February 6, 2019
3 Things To Do Instead Of Counting Calories
Do you hate counting calories? Me too! There are several problems with counting calories, but, first, we need to understand what calories are and why we need them. Calories are a measurement of energy provided by the food we eat. Our body uses carbohydrates, proteins and fats as fuel and all are essential to a healthy diet.
Some of the problems with calorie counting: if you go over your intended goal, you may feel like you’ve blown your day and you will likely eat more. If you don’t reach your calorie target, you may think you have to eat more even if you’re not hungry. It keeps you focused constantly on food, rather than simply enjoying it.
So what are the 3 things can you do instead of counting calories?
Choose Quality Foods
A calorie is not a calorie. A couple of cookies will feel and be processed differently in your body than an apple. Ditch the processed stuff and take-out foods. Eat whole grains such as brown or wild rice, oats, or quinoa. Eat whole fruits instead of fruit juice. Eat a variety of proteins including poultry and fish, as well as, beans and legumes. Enjoy red meats in moderation. Eat healthy fats, such as nuts and seeds, avocados, and olive oil. Eat your vegetables! Especially leafy greens, like spinach and kale, and cruciferous vegetables like broccoli and cauliflower. And, oh ya, eat your vegetables!
I can tell you from personal experience that changing to quality foods changed the shape of my body even though it didn’t immediately change the number on the scale. It also changed how I felt, meaning, I felt better, healthier, and more energetic.
Decrease your eating frequency during the day and eat three meals per day.
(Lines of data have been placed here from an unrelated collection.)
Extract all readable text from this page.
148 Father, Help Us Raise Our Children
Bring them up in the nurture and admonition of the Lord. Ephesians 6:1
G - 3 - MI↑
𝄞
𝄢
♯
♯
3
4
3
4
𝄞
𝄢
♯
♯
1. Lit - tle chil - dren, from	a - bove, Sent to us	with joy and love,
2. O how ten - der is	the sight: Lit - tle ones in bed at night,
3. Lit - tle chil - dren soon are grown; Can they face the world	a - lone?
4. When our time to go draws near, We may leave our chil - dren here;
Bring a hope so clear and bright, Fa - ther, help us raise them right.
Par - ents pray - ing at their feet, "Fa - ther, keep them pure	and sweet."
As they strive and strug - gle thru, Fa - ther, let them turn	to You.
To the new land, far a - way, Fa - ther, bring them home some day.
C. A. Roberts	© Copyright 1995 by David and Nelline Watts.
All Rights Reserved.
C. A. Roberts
All those extra calories between meals keep your digestive system in overdrive and it can actually keep you hungry. Choose water or herbal teas between meals without any milk or sugar. Eating three meals a day provides better appetite control over frequent eating.
Have your Largest Meal Earlier
Eat your largest meal earlier in the day and increase overnight fasting time. Studies show that eating the largest meal earlier in the day supports a reduction in BMI (body mass index).